Personnellement je trouve cette scène insoutenable. Après trois jours de mutisme total, le père bourreau, fait porter à son fils, sa future victime, les ustensiles qui serviront à son sacrifice. Je ne peux m’empêcher de penser à ces films de gangsters, où le brigand oblige son captif à porter la pelle qui lui servira à creuser sa propre tombe.

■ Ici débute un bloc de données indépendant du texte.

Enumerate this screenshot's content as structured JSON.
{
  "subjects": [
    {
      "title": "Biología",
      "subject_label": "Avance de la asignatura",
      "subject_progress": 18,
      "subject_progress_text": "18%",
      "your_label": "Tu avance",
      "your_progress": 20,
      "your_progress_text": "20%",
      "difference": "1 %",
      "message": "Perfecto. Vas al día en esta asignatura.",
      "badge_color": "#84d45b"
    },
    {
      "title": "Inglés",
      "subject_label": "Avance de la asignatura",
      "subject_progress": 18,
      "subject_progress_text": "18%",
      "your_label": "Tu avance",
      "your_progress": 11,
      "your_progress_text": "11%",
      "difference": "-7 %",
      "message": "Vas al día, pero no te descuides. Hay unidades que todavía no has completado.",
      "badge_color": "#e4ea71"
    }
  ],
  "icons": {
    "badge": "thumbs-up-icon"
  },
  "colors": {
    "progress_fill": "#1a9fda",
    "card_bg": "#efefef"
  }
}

Une perspective peu engageante pour Isaac. Ils sont donc en route, et il semble convenu entre le père et le fils qu’il soit question du sacrifice d’un agneau. Arrivé vers l’endroit, Abraham construit un hôtel, ligature son fils et, une fois prêt, il lève la main, saisit le couteau pour égorger son fils, nous retenons notre souffle... Et in extremis, avant que nous fermions les yeux pour ne pas assister à la scène terrible, un ange de Dieu l’appelle du ciel et dit : « Abraham! Abraham!» Me voici !

Si l’ange l’appelle 2 fois c’est peut-être qu’il s’adresse à l’ancien Abraham, celui de la montée, de l’élévation, et au nouveau, celui qui va faire une grosse bêtise par cet acte de foi, celui qui doit réinterpréter la parole divine qu’il a entendue. L’ange stoppe Abraham, l’empêchant d’agir, pour lui permettre un temps de répit, de recul pour réfléchir. L’ange a bien conscience qu’Abraham craint Dieu, mais la crainte peut-être parfois mauvaise conseillère. On ne fait plus complètement face à la situation, on n’écoute plus une ultime fois la parole divine, on ne fait que répéter le sens que nous voulions donner à cette parole, et ce dès le début.

Au 13e verset, Abraham lève les yeux et voit, et voici un bélier ! Mais le verset ne nous dit pas exactement qu’il a vu un bélier : « il a vu, et voici, que le contenu de sa vision était un bélier ». Les rabbins nous suggèrent qu’il aurait pu voir autre chose, notamment un agneau, mais c’est un bélier qu’il a vu. Le contenu d’une vision dépend beaucoup du conditionnement de la personne. Il arrive également que lorsqu’on met une parole en application nous lui trouvons un autre sens.

Abraham dénoue l’épreuve et de sa vision dépendait la survie d’Isaac. C’est alors qu’Abraham va rompre cette mauvaise unité père-fils. Ce n’est pas l’agneau (l’animal-fils) qui est sacrifié, mais le bélier (l’animal-père). Ce qu’Abraham a accompli et mis en œuvre marque une histoire réussie jusque-là, mais elle doit désormais être prolongée par l’œuvre du fils qui apporte sa propre compréhension, et ses différences. Le père doit accepter un certain moment de se mettre en retrait, en sacrifiant sa trop grande présence qui encombre l’enfant, afin de lui laisser la place d’exister, et de construire sa propre histoire. En sacrifiant le bélier, l’animal adulte, Abraham nous prouve qu’il reste en dépit de son âge, un homme capable d’élever, de faire grandir et de léguer un héritage à son fils, dans les meilleures conditions. Le père possessif étant symboliquement immolé, les liens captifs sont tranchés et Isaac est rendu à sa propre autonomie responsable. Abraham peut alors devenir pleinement père. Désormais il ne sera plus employé l’expression « à deux ne faisant qu’un », mais « ensemble » ne faisant qu’un.